L’adresse se trouve Rue Sanglier, dans un lotissement discret du chef-lieu de Salazie, à un kilomètre à peine des commerces mais posée en retrait de la route de gorge. Une villa contemporaine à deux niveaux, un jacuzzi dans la cour, jusqu’à huit couchages sur un même plan — l’adresse tranche avec l’archétype de la case créole basse du cirque.
Le chef-lieu de Salazie, un pied à terre logistique
Le point à comprendre : on est en bas du cirque, dans le chef-lieu de Salazie, pas dans Hell-Bourg. La distinction change la couleur du séjour. Le chef-lieu, c’est le carrefour utile — station-service, épiceries, boulangerie, école — sur la route qui remonte la gorge vers les cascades et Hell-Bourg. On y dort pratique, on ne vient pas y flâner.
Cette position se lit sur les distances. Hell-Bourg et ses cases créoles sont à un quart d’heure de voiture par la gorge, la Voile de la Mariée sur le trajet. Grand-Îlet et le col des Bœufs, porte nord de Mafate, à une grosse demi-heure. Le point de vue du Trou de Fer à dix kilomètres par la route forestière qui monte à Bélouve.
L’aéroport Roland-Garros est à moins d’une heure par la RN2 puis la RD48 : c’est même la villa la plus vite atteinte du cirque, pour une arrivée en fin de journée sans passer par le village.
Une villa contemporaine, plan loft
La villa fait 118 m² sur deux niveaux, articulés autour d’un séjour à double hauteur. En bas : cuisine ouverte en enfilade — frigo américain, four encastré, lave-vaisselle, machine à café expresso — un salon avec TV grand format et un coin nuit couple derrière rideaux. En haut, la mezzanine ouvre sur un plateau de six couchages en simple et double, sous plafond mansardé avec fenêtre plein cadre sur la cour.
Le jacuzzi extérieur est installé dans la cour intérieure privative, protégée du vent et du regard des voisins — argument central pour une soirée bain après la rando. Un barbecue complète le dispositif dehors. Contrairement à beaucoup de villas du cirque, l’ensemble mise sur le volume et la matière plutôt que sur la vue panoramique : il n’y a pas de belvédère sur les remparts, le spectacle est dedans.
Pas de table d’hôtes, pas de petit-déjeuner servi. On cuisine ou on redescend en ville — les tables du chef-lieu ferment tôt, celles de Hell-Bourg demandent un aller-retour de nuit en voiture.
Un couchage ouvert, à assumer entre proches
Le point de vigilance central est là : l’espace nuit est unique. Le grand lit, le lit double et les quatre lits simples partagent le même plateau mansardé, séparés par des cloisonnements légers et le vide sur le salon. Le format sert la famille élargie qui n’a pas besoin d’intimité entre générations, ou le groupe d’amis venu marcher. Il rend mal pour deux couples en week-end qui voudront des portes qui ferment.
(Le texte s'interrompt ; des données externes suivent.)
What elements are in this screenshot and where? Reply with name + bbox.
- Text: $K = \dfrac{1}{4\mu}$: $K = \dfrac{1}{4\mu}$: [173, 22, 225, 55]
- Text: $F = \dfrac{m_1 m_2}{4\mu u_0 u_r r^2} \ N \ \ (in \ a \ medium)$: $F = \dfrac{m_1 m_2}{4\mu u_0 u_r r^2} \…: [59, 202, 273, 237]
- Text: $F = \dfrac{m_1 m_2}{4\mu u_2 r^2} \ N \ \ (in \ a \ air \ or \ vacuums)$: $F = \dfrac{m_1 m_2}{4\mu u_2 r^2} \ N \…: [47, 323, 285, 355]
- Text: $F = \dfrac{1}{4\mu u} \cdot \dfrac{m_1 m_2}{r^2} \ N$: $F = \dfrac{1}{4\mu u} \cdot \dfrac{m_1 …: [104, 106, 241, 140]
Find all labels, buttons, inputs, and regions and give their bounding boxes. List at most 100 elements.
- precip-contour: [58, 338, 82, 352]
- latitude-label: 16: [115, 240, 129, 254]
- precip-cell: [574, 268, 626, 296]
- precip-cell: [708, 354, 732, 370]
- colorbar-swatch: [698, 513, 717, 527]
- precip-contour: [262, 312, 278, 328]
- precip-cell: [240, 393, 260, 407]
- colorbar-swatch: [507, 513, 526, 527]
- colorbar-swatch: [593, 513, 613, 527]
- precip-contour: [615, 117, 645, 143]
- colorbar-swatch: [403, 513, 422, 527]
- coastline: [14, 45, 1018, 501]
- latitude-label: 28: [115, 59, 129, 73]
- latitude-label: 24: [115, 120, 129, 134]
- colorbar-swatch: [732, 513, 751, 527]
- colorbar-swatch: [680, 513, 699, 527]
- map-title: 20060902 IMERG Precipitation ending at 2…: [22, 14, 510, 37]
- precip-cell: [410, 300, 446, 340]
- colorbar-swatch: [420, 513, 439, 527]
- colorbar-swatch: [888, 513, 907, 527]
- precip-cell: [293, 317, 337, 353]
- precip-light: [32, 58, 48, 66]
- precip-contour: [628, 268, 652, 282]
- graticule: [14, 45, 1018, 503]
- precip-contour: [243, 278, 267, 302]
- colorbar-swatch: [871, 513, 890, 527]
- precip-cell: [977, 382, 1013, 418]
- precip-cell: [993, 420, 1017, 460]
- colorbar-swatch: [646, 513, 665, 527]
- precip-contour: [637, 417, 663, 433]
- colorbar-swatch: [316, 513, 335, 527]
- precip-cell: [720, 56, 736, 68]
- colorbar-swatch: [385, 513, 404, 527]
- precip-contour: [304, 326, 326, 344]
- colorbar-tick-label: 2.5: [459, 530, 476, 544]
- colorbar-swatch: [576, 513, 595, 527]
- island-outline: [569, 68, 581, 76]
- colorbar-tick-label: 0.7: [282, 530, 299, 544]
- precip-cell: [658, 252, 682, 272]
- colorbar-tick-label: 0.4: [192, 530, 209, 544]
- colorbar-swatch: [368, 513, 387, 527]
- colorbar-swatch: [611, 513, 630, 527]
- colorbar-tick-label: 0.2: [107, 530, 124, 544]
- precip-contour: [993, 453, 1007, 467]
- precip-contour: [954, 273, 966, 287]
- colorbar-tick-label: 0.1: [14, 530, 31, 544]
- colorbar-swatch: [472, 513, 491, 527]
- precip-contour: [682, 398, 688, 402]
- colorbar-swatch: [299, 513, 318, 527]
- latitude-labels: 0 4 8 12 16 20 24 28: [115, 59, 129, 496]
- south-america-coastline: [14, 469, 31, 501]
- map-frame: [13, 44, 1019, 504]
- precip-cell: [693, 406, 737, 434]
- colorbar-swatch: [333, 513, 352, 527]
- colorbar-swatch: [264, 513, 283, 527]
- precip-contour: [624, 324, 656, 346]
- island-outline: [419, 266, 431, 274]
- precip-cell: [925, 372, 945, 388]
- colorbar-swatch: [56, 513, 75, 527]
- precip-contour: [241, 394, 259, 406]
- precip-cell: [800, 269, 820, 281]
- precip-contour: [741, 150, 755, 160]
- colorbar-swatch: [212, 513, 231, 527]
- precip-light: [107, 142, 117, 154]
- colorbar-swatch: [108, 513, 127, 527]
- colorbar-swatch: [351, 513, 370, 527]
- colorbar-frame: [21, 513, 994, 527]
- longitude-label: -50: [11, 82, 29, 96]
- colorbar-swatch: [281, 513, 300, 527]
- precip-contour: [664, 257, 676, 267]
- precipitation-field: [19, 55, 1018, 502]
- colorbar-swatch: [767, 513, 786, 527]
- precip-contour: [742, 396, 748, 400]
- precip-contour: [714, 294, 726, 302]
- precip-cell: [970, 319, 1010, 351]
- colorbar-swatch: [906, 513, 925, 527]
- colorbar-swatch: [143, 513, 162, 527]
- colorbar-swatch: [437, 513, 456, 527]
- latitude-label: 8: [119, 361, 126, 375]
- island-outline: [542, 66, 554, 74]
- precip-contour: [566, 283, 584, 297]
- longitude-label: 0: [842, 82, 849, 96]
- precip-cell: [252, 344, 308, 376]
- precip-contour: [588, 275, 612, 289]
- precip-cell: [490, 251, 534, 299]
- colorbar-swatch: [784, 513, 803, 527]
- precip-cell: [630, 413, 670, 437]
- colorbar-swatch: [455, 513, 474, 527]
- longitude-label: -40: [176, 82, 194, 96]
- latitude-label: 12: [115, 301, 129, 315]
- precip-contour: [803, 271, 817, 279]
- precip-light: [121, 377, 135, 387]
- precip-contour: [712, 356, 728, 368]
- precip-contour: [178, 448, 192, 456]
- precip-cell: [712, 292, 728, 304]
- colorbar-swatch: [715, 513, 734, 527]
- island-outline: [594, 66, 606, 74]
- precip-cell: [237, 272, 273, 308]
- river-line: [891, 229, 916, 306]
L’adresse n’est pas à pied de Hell-Bourg — le charme créole se rejoint en voiture, il ne se vit pas depuis le pas de porte. Elle n’a pas non plus la vue montagne d’un lodge des hauts : la fenêtre s’ouvre sur cour, pas sur horizon. C’est le pacte assumé par l’hôte, qui refuse par ailleurs les enterrements de vie de célibataire — le voyageur attendu est une tribu ou une famille posée, pas une soirée qui déborde sur les voisins.
Enfin, la villa reste peu commentée à ce stade — le format est récent, la disponibilité change vite selon les périodes. Vérifier le calendrier et confirmer l’heure d’arrivée à l’hôte fait partie du jeu.